The apartment we share with Papa, the same one I’ve lived in since moving to Paris the year I turned twelve, isn’t anything you might call grand, but it’s larger than most, with two bedrooms and a sunny living room with windows facing out onto the rue Cler. Down the hallway is Papa’s study and bedroom, and the one I share with Cosi, which overlooks the back-alley garden between buildings, where Cosi and I tend a little plot of land. The butter lettuce and carrots fared quite well this year, as did the broccoli (even if Cosi turned up her nose at it). The sweet peas were also so glorious this past spring that Papa even snipped a few for arrangements for extra-special clients. No matter the state of the world, or how dark the shadow that has fallen on our city, I find it curiously comforting to know that if you plant a seed and give it sunlight and water, it will grow.
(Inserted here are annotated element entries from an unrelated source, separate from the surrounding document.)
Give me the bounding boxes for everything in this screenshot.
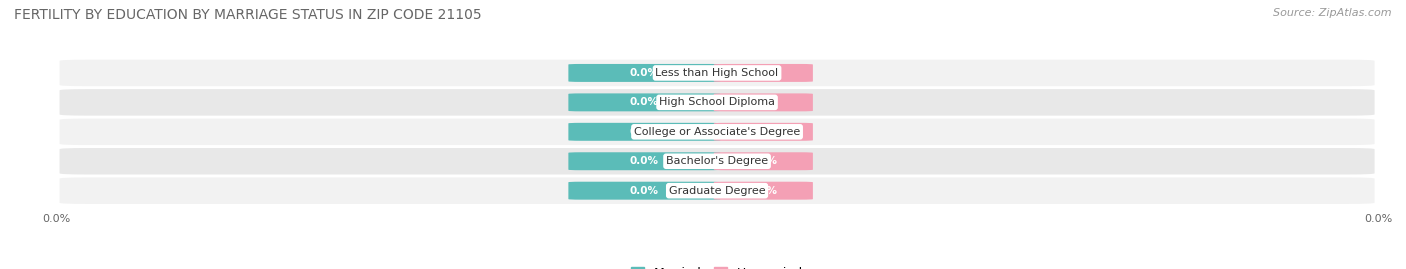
Text: Bachelor's Degree: Bachelor's Degree [666,156,768,166]
Text: 0.0%: 0.0% [749,97,778,107]
FancyBboxPatch shape [568,152,720,170]
FancyBboxPatch shape [568,93,720,111]
FancyBboxPatch shape [714,93,813,111]
Text: 0.0%: 0.0% [749,186,778,196]
Text: Source: ZipAtlas.com: Source: ZipAtlas.com [1274,8,1392,18]
FancyBboxPatch shape [714,123,813,141]
FancyBboxPatch shape [568,182,720,200]
Text: College or Associate's Degree: College or Associate's Degree [634,127,800,137]
Text: 0.0%: 0.0% [749,68,778,78]
Text: 0.0%: 0.0% [630,68,659,78]
Text: High School Diploma: High School Diploma [659,97,775,107]
FancyBboxPatch shape [59,148,1375,175]
FancyBboxPatch shape [568,123,720,141]
Text: FERTILITY BY EDUCATION BY MARRIAGE STATUS IN ZIP CODE 21105: FERTILITY BY EDUCATION BY MARRIAGE STATU… [14,8,482,22]
Text: 0.0%: 0.0% [630,97,659,107]
Text: 0.0%: 0.0% [749,156,778,166]
Text: 0.0%: 0.0% [749,127,778,137]
FancyBboxPatch shape [568,64,720,82]
Text: 0.0%: 0.0% [630,156,659,166]
FancyBboxPatch shape [714,64,813,82]
Legend: Married, Unmarried: Married, Unmarried [626,262,808,269]
FancyBboxPatch shape [59,119,1375,145]
Text: 0.0%: 0.0% [630,127,659,137]
Text: 0.0%: 0.0% [630,186,659,196]
FancyBboxPatch shape [714,182,813,200]
Text: Less than High School: Less than High School [655,68,779,78]
FancyBboxPatch shape [59,89,1375,116]
FancyBboxPatch shape [59,178,1375,204]
FancyBboxPatch shape [59,60,1375,86]
Text: Graduate Degree: Graduate Degree [669,186,765,196]
FancyBboxPatch shape [714,152,813,170]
All these years, the apartment has been our comfort, too. When Papa first laid eyes on it, pleasantly situated on the rue Cler, he knew it would be our home. His checklist was simple: sunny, clean, and with a balcony where he could have his coffee in the morning. We couldn’t smell the sea or hear the seagulls squawking their morning hellos, and it would never be Normandy, but still, our modest perch over Paris was special in its own way.
Back then, the residence hadn’t been a fancy address by any means. But in the almost twenty years we’ve called these walls home, the neighborhood has grown in popularity, which the Germans have quickly taken note of. Since the occupation, in fact, most high-ranking officers choose to live in nearby apartments. While, to date, no law-abiding French property owner has been displaced, many immigrant families have, most notably a few of our nearby Polish and Jewish neighbors.